If you go to your device’s app store, you’ll see tens of thousands of downloads available to help you with everything from remembering when and how to take your medications to tracking vital signs such as heart rate and blood pressure.
At Johns Hopkins, cardiac patients who suffer a heart attack can use the Corrie mobile health app to stay on track with good diet, exercise and medication habits to improve their recovery and longer-term health and wellness.
Patients receiving care at a number of institutions can also now use their cell phones or tablets to do video consultations with a doctor, nurse or pharmacist.
For example, patients picking up medications at Johns Hopkins pharmacies can speak to a remote specialty pharmacist for advice about administering medications such as chemotherapy treatments they take at home.
At Johns Hopkins, we’re using video-based telehealth screenings to eliminate barriers to care in our emergency departments, where typically the sickest or most seriously injured patients are seen first.

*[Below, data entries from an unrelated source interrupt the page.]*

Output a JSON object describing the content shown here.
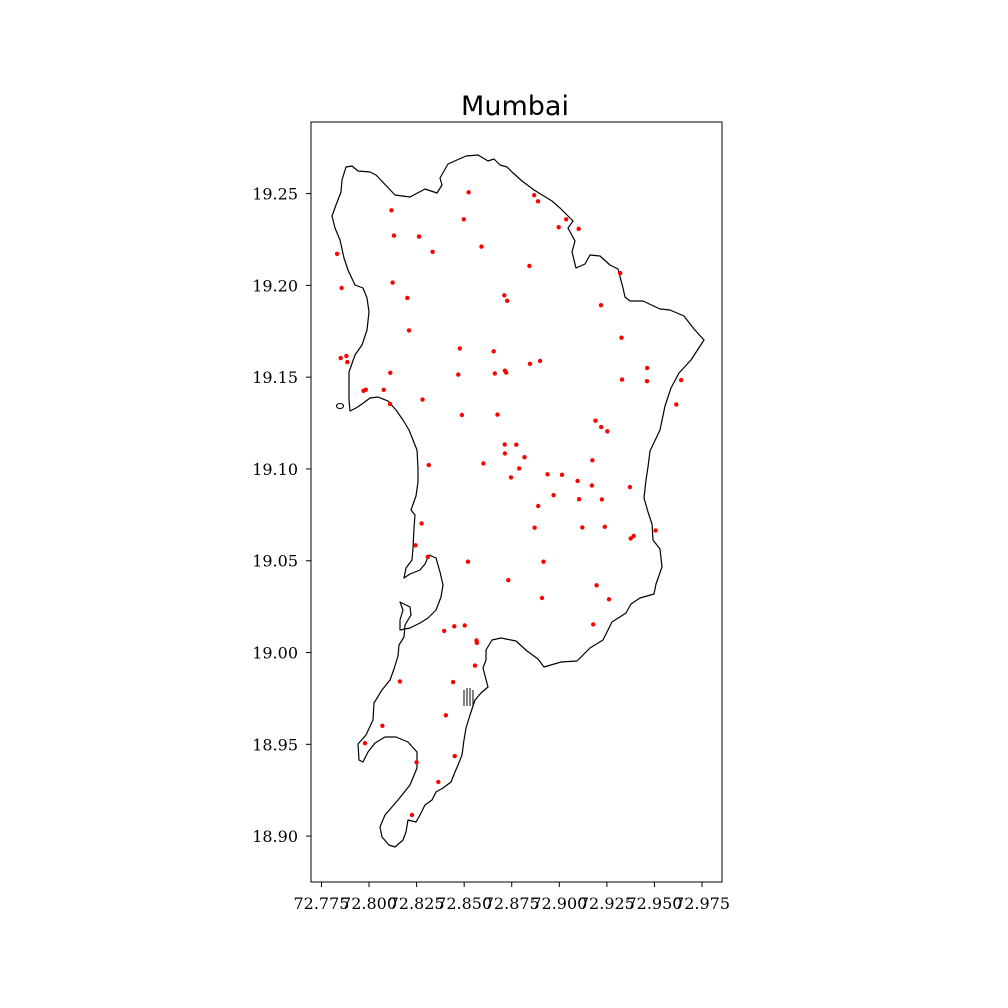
{
  "chart_data": {
    "type": "scatter",
    "title": "Mumbai",
    "xlabel": "",
    "ylabel": "",
    "xlim": [
      72.7695,
      72.9855
    ],
    "ylim": [
      18.875,
      19.289
    ],
    "xticks": [
      "72.775",
      "72.800",
      "72.825",
      "72.850",
      "72.875",
      "72.900",
      "72.925",
      "72.950",
      "72.975"
    ],
    "yticks": [
      "18.90",
      "18.95",
      "19.00",
      "19.05",
      "19.10",
      "19.15",
      "19.20",
      "19.25"
    ],
    "grid": false,
    "point_color": "#ff0000",
    "boundary_color": "#000000",
    "points": [
      [
        72.8523,
        19.2507
      ],
      [
        72.8868,
        19.2491
      ],
      [
        72.8888,
        19.2458
      ],
      [
        72.9036,
        19.236
      ],
      [
        72.8997,
        19.2317
      ],
      [
        72.9102,
        19.2308
      ],
      [
        72.8498,
        19.236
      ],
      [
        72.8118,
        19.2409
      ],
      [
        72.8131,
        19.2271
      ],
      [
        72.8263,
        19.2266
      ],
      [
        72.8334,
        19.2183
      ],
      [
        72.8591,
        19.2211
      ],
      [
        72.7832,
        19.2172
      ],
      [
        72.7856,
        19.1986
      ],
      [
        72.8124,
        19.2015
      ],
      [
        72.8201,
        19.1932
      ],
      [
        72.8843,
        19.2106
      ],
      [
        72.932,
        19.2067
      ],
      [
        72.8711,
        19.1946
      ],
      [
        72.8726,
        19.1916
      ],
      [
        72.9219,
        19.1892
      ],
      [
        72.821,
        19.1755
      ],
      [
        72.9327,
        19.1715
      ],
      [
        72.8477,
        19.1656
      ],
      [
        72.8655,
        19.1641
      ],
      [
        72.8899,
        19.1588
      ],
      [
        72.8846,
        19.1573
      ],
      [
        72.7851,
        19.1604
      ],
      [
        72.7881,
        19.1616
      ],
      [
        72.7886,
        19.1582
      ],
      [
        72.8469,
        19.1514
      ],
      [
        72.8661,
        19.152
      ],
      [
        72.8714,
        19.1535
      ],
      [
        72.8721,
        19.1525
      ],
      [
        72.8112,
        19.1524
      ],
      [
        72.9462,
        19.155
      ],
      [
        72.9461,
        19.1478
      ],
      [
        72.933,
        19.1487
      ],
      [
        72.964,
        19.1484
      ],
      [
        72.7971,
        19.1426
      ],
      [
        72.7983,
        19.1432
      ],
      [
        72.8077,
        19.1431
      ],
      [
        72.811,
        19.1354
      ],
      [
        72.8281,
        19.1378
      ],
      [
        72.9615,
        19.1351
      ],
      [
        72.8488,
        19.1294
      ],
      [
        72.8675,
        19.1296
      ],
      [
        72.919,
        19.1263
      ],
      [
        72.922,
        19.1228
      ],
      [
        72.9252,
        19.1205
      ],
      [
        72.8713,
        19.1133
      ],
      [
        72.8774,
        19.1132
      ],
      [
        72.8714,
        19.1085
      ],
      [
        72.8817,
        19.1064
      ],
      [
        72.8601,
        19.103
      ],
      [
        72.8314,
        19.1021
      ],
      [
        72.9174,
        19.1047
      ],
      [
        72.8789,
        19.1003
      ],
      [
        72.8746,
        19.0954
      ],
      [
        72.8938,
        19.0971
      ],
      [
        72.9014,
        19.0968
      ],
      [
        72.9096,
        19.0935
      ],
      [
        72.9171,
        19.091
      ],
      [
        72.9371,
        19.0901
      ],
      [
        72.897,
        19.0857
      ],
      [
        72.9104,
        19.0835
      ],
      [
        72.9224,
        19.0834
      ],
      [
        72.8889,
        19.0798
      ],
      [
        72.8276,
        19.0703
      ],
      [
        72.887,
        19.068
      ],
      [
        72.9121,
        19.0681
      ],
      [
        72.9239,
        19.0685
      ],
      [
        72.9506,
        19.0665
      ],
      [
        72.9391,
        19.0635
      ],
      [
        72.9375,
        19.0621
      ],
      [
        72.8244,
        19.0584
      ],
      [
        72.8309,
        19.0521
      ],
      [
        72.852,
        19.0495
      ],
      [
        72.8917,
        19.0495
      ],
      [
        72.8732,
        19.0394
      ],
      [
        72.9196,
        19.0366
      ],
      [
        72.8909,
        19.0297
      ],
      [
        72.9261,
        19.029
      ],
      [
        72.9178,
        19.0153
      ],
      [
        72.8448,
        19.0143
      ],
      [
        72.8503,
        19.0148
      ],
      [
        72.8395,
        19.0118
      ],
      [
        72.8565,
        19.0066
      ],
      [
        72.8567,
        19.0053
      ],
      [
        72.8557,
        18.9929
      ],
      [
        72.8162,
        18.9843
      ],
      [
        72.8442,
        18.9839
      ],
      [
        72.807,
        18.9601
      ],
      [
        72.8404,
        18.9658
      ],
      [
        72.7979,
        18.9506
      ],
      [
        72.845,
        18.9436
      ],
      [
        72.825,
        18.9402
      ],
      [
        72.8364,
        18.9295
      ],
      [
        72.8226,
        18.9115
      ]
    ]
  }
}
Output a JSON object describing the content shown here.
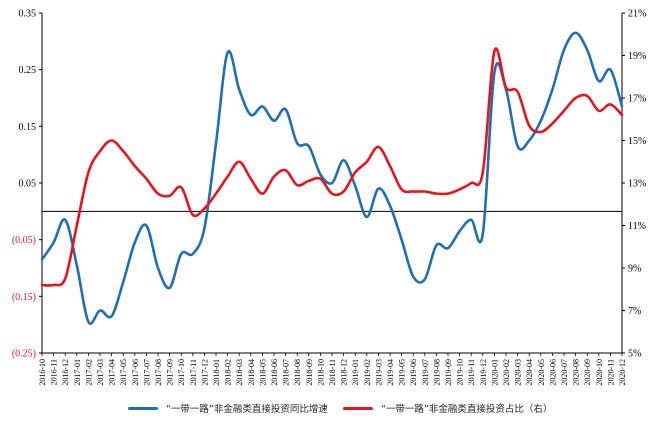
{
  "chart_data": {
    "type": "line",
    "categories": [
      "2016-10",
      "2016-11",
      "2016-12",
      "2017-01",
      "2017-02",
      "2017-03",
      "2017-04",
      "2017-05",
      "2017-06",
      "2017-07",
      "2017-08",
      "2017-09",
      "2017-10",
      "2017-11",
      "2017-12",
      "2018-01",
      "2018-02",
      "2018-03",
      "2018-04",
      "2018-05",
      "2018-06",
      "2018-07",
      "2018-08",
      "2018-09",
      "2018-10",
      "2018-11",
      "2018-12",
      "2019-01",
      "2019-02",
      "2019-03",
      "2019-04",
      "2019-05",
      "2019-06",
      "2019-07",
      "2019-08",
      "2019-09",
      "2019-10",
      "2019-11",
      "2019-12",
      "2020-01",
      "2020-02",
      "2020-03",
      "2020-04",
      "2020-05",
      "2020-06",
      "2020-07",
      "2020-08",
      "2020-09",
      "2020-10",
      "2020-11",
      "2020-12"
    ],
    "series": [
      {
        "name": "“一带一路”非金融类直接投资同比增速",
        "axis": "left",
        "color": "#1f6fb2",
        "values": [
          -0.085,
          -0.055,
          -0.015,
          -0.095,
          -0.195,
          -0.175,
          -0.185,
          -0.125,
          -0.055,
          -0.025,
          -0.1,
          -0.135,
          -0.075,
          -0.075,
          -0.03,
          0.12,
          0.28,
          0.215,
          0.17,
          0.185,
          0.16,
          0.18,
          0.12,
          0.115,
          0.065,
          0.05,
          0.09,
          0.045,
          -0.01,
          0.04,
          0.01,
          -0.05,
          -0.115,
          -0.12,
          -0.06,
          -0.065,
          -0.035,
          -0.015,
          -0.04,
          0.245,
          0.215,
          0.115,
          0.125,
          0.16,
          0.215,
          0.285,
          0.315,
          0.285,
          0.23,
          0.25,
          0.185
        ]
      },
      {
        "name": "“一带一路”非金融类直接投资占比（右）",
        "axis": "right",
        "color": "#e8141c",
        "values": [
          8.2,
          8.2,
          8.5,
          11.0,
          13.5,
          14.5,
          15.0,
          14.5,
          13.8,
          13.2,
          12.5,
          12.4,
          12.8,
          11.5,
          11.8,
          12.5,
          13.3,
          14.0,
          13.2,
          12.5,
          13.3,
          13.6,
          12.9,
          13.1,
          13.2,
          12.5,
          12.6,
          13.5,
          14.0,
          14.7,
          13.8,
          12.7,
          12.6,
          12.6,
          12.5,
          12.5,
          12.7,
          13.0,
          13.5,
          19.2,
          17.5,
          17.3,
          15.7,
          15.4,
          15.8,
          16.4,
          17.0,
          17.1,
          16.4,
          16.7,
          16.2
        ]
      }
    ],
    "left_axis": {
      "min": -0.25,
      "max": 0.35,
      "ticks": [
        0.35,
        0.25,
        0.15,
        0.05,
        -0.05,
        -0.15,
        -0.25
      ],
      "labels": [
        "0.35",
        "0.25",
        "0.15",
        "0.05",
        "(0.05)",
        "(0.15)",
        "(0.25)"
      ]
    },
    "right_axis": {
      "min": 5,
      "max": 21,
      "ticks": [
        21,
        19,
        17,
        15,
        13,
        11,
        9,
        7,
        5
      ],
      "labels": [
        "21%",
        "19%",
        "17%",
        "15%",
        "13%",
        "11%",
        "9%",
        "7%",
        "5%"
      ]
    },
    "zero_line": true,
    "grid": false,
    "legend_position": "bottom",
    "title": "",
    "xlabel": "",
    "ylabel": ""
  },
  "colors": {
    "axis": "#000000",
    "negative_label": "#e8141c",
    "positive_label": "#000000"
  }
}
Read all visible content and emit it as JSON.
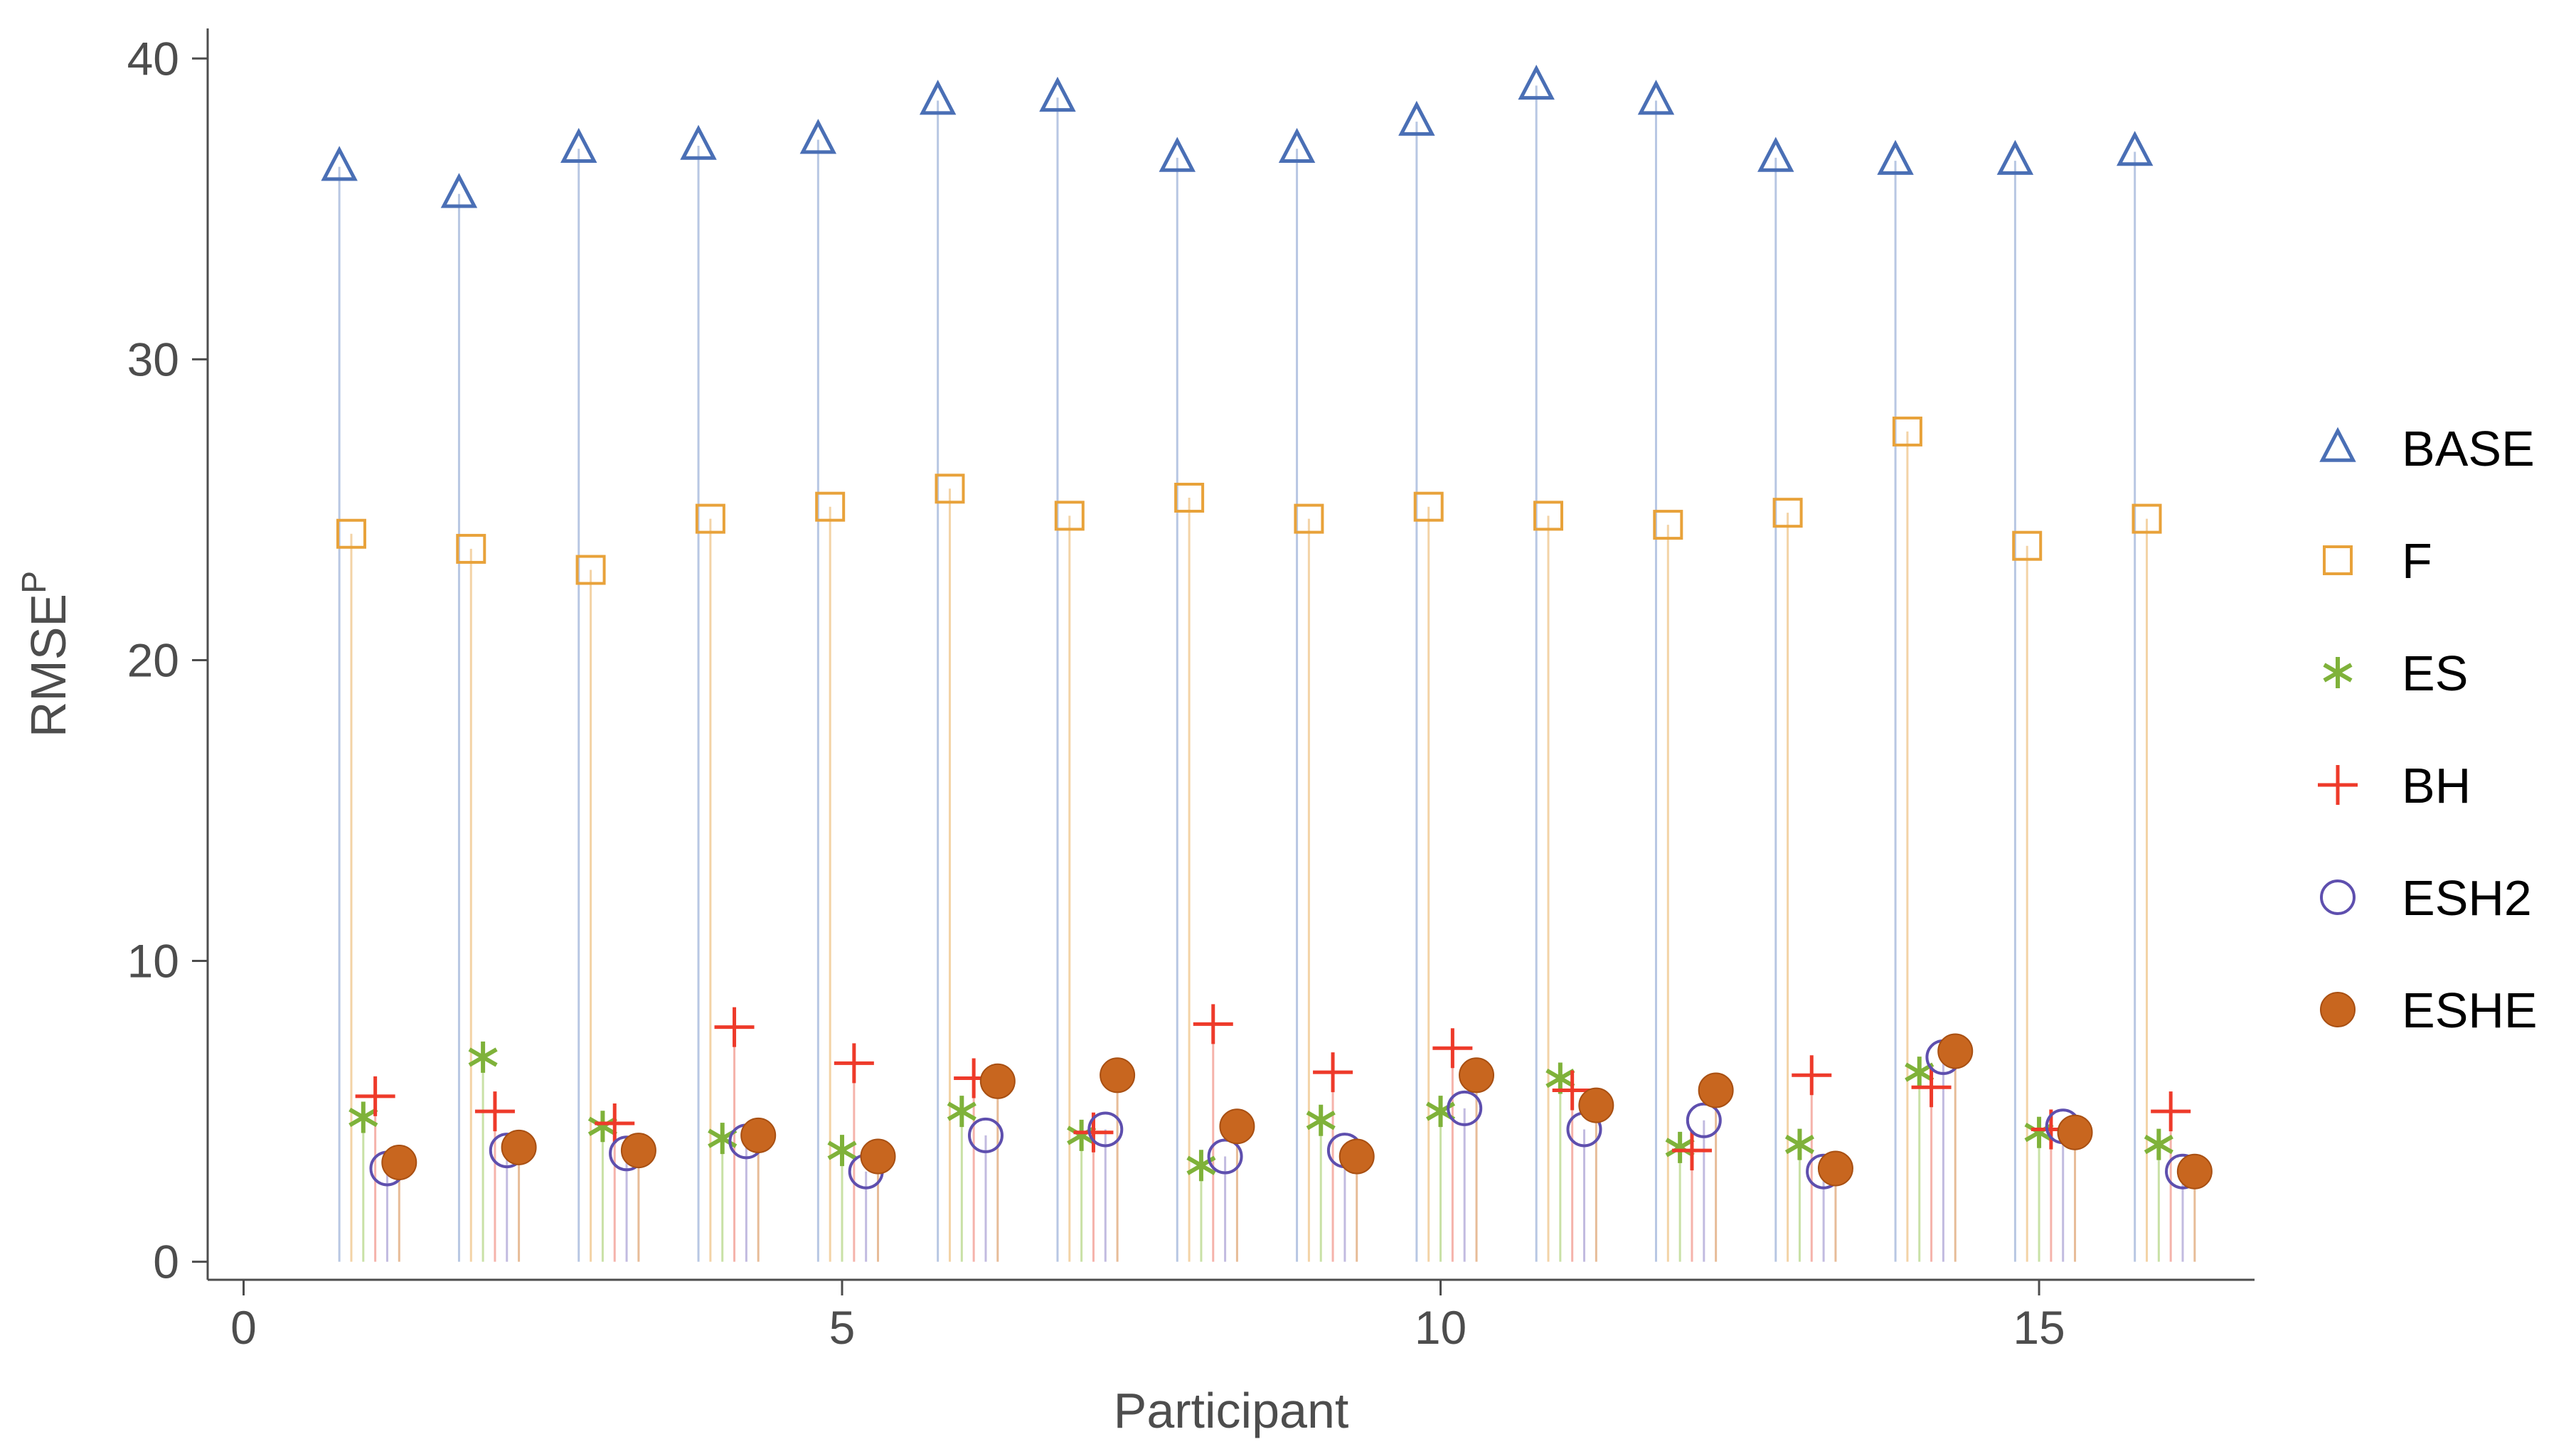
{
  "chart_data": {
    "type": "scatter",
    "subtype": "stem-plot",
    "title": "",
    "xlabel": "Participant",
    "ylabel_base": "RMSE",
    "ylabel_sup": "P",
    "xlim": [
      -0.3,
      16.8
    ],
    "ylim": [
      -0.6,
      41.0
    ],
    "xticks": [
      0,
      5,
      10,
      15
    ],
    "yticks": [
      0,
      10,
      20,
      30,
      40
    ],
    "grid": false,
    "legend_position": "right",
    "x": [
      1,
      2,
      3,
      4,
      5,
      6,
      7,
      8,
      9,
      10,
      11,
      12,
      13,
      14,
      15,
      16
    ],
    "series": [
      {
        "name": "BASE",
        "marker": "triangle-open",
        "color": "#4a6fb5",
        "stem": "#b8c7e3",
        "offset": -0.2,
        "values": [
          36.4,
          35.5,
          37.0,
          37.1,
          37.3,
          38.6,
          38.7,
          36.7,
          37.0,
          37.9,
          39.1,
          38.6,
          36.7,
          36.6,
          36.6,
          36.9
        ]
      },
      {
        "name": "F",
        "marker": "square-open",
        "color": "#e8a23a",
        "stem": "#f3d3a6",
        "offset": -0.1,
        "values": [
          24.2,
          23.7,
          23.0,
          24.7,
          25.1,
          25.7,
          24.8,
          25.4,
          24.7,
          25.1,
          24.8,
          24.5,
          24.9,
          27.6,
          23.8,
          24.7
        ]
      },
      {
        "name": "ES",
        "marker": "asterisk",
        "color": "#7fb23a",
        "stem": "#c9e1a6",
        "offset": 0.0,
        "values": [
          4.8,
          6.8,
          4.5,
          4.1,
          3.7,
          5.0,
          4.2,
          3.2,
          4.7,
          5.0,
          6.1,
          3.8,
          3.9,
          6.3,
          4.3,
          3.9
        ]
      },
      {
        "name": "BH",
        "marker": "plus",
        "color": "#ee3a2a",
        "stem": "#f5b3ab",
        "offset": 0.1,
        "values": [
          5.5,
          5.0,
          4.6,
          7.8,
          6.6,
          6.1,
          4.3,
          7.9,
          6.3,
          7.1,
          5.7,
          3.7,
          6.2,
          5.8,
          4.4,
          5.0
        ]
      },
      {
        "name": "ESH2",
        "marker": "circle-open",
        "color": "#5e4fae",
        "stem": "#c2bbe0",
        "offset": 0.2,
        "values": [
          3.1,
          3.7,
          3.6,
          4.0,
          3.0,
          4.2,
          4.4,
          3.5,
          3.7,
          5.1,
          4.4,
          4.7,
          3.0,
          6.8,
          4.5,
          3.0
        ]
      },
      {
        "name": "ESHE",
        "marker": "circle-filled",
        "color": "#c8661f",
        "stem": "#e7bc98",
        "offset": 0.3,
        "values": [
          3.3,
          3.8,
          3.7,
          4.2,
          3.5,
          6.0,
          6.2,
          4.5,
          3.5,
          6.2,
          5.2,
          5.7,
          3.1,
          7.0,
          4.3,
          3.0
        ]
      }
    ]
  }
}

Our institutions are adopting telemedicine technologies to allow off-site doctors and physician assistants to screen ER patients and initiate care. This reduces wait times and allows the on-site care team to begin treating other patients with emergency health needs more quickly.
Institutions everywhere can use these kinds of telemedicine to help bridge the care delivery gap, especially in remote areas.
For example, we’re evaluating the IT infrastructure and technical support needed to develop a telemedicine program at our joint venture Johns Hopkins Aramco Healthcare in Saudi Arabia. Our partner Saudi Aramco—the oil and gas giant—has thousands of employees who work in remote areas or off-shore locations. Telemedicine will help us provide them with more immediate, high-quality health care in their potentially hazardous line of work.
Technology-driven health care also may prove to be a literal lifesaver in geographic regions with widely dispersed populations, such as Africa and Southeast Asia.
Hopkins pathologist Dr. Timothy Amukele has been researching how to use drones as an effective, safe and swift way to quickly transport medical samples from remote sites to laboratories. Drones don’t get stuck in traffic, and they can operate in terrains where there are no roads, thereby overcoming conditions that can impede timely patient diagnoses and care in rural or remote communities.
Johns Hopkins is exploring ways we can work with our current affiliates to use these kinds of innovations in telehealth and tech-enabled medicine to connect physicians and patients around the world. We see tremendous opportunity to leverage the power of technology to extend the reach and improve the effectiveness of health care, while still maintaining high standards and attention to patient safety.